木材チップやみかん、リンゴなどの果実の皮や絞りかす、さらには稲わらや竹など自然の素材から数ナノ(1ナノは10億分の1)レベルに微細化した繊維を抽出し、樹脂やゴムなどと混ぜ合わせて作る。CNFは強度に加え、熱に強く縮みにくく、さらに高い吸着性や透明性を併せ持つのが特徴だ。そのため鉄やプラスチックの代替品として家電製品やフィルム、高機能材料など幅広い産業用途に使うことが可能で、化粧品や食品などへの応用も研究されている。

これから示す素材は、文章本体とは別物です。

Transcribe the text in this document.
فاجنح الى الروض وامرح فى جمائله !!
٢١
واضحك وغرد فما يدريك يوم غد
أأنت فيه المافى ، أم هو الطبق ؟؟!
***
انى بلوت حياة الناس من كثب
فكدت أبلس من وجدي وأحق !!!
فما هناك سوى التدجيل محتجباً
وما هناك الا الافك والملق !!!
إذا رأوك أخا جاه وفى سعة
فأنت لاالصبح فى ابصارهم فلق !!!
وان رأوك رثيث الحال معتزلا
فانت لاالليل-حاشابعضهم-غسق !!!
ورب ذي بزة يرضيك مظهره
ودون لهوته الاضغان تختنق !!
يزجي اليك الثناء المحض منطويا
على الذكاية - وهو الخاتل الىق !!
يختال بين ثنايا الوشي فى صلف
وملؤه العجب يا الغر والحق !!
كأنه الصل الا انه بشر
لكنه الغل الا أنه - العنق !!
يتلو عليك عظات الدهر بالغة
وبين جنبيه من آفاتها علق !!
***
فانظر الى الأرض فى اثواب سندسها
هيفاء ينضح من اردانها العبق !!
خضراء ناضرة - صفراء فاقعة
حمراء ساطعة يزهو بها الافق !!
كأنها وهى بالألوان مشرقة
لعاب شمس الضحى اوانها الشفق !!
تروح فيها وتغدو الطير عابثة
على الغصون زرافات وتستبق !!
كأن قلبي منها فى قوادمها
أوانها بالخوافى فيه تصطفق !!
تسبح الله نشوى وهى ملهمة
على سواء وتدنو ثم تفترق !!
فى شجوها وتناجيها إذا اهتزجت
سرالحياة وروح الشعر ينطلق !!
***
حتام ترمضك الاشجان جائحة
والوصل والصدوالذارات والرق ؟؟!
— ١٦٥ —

研究開発は、世界的に本格化したのが2000年代と初期段階にあり、国内では経済産業省が中心となり、環境省や農林水産省など他省庁、大学・研究機関、企業などと連携して開発が進んでいる。昨年には約160社の企業や大学・研究機関などで構成するナノセルロースフォーラムが結成された。民間企業では現在、製紙メーカーや化学会社が蓄積したノウハウを生かす形で研究中だ。さらに自動車や家電などの関連メーカーも次世代素材の効用に期待している。

素材革命

「素材の革命を起こそうというのがわれわれの考えだ。将来は自動車のボディーなどの外装にも使用可能だ」と言うのは、環境省地球環境局の土居健太郎地球温暖化対策課長。自動車などを軽量化することで燃費が改善するのに加え、植物由来でリサイクルも簡易なため、二酸化炭素削減、地球温暖化への貢献が期待できるとしている。土居氏は「40年、50年先を見据えて取り組む」と述べた。

経産省の紙業服飾品課、渡邉政嘉課長は「30年にCNF関連材料で1兆円規模の国内市場を創造する」と意気込む。その上で「半分以上は自動車用材料に使われるとみており、最大6000億円を見込んでいるが、海外を含めれば10倍規模も不可能ではない」との見通しを示した。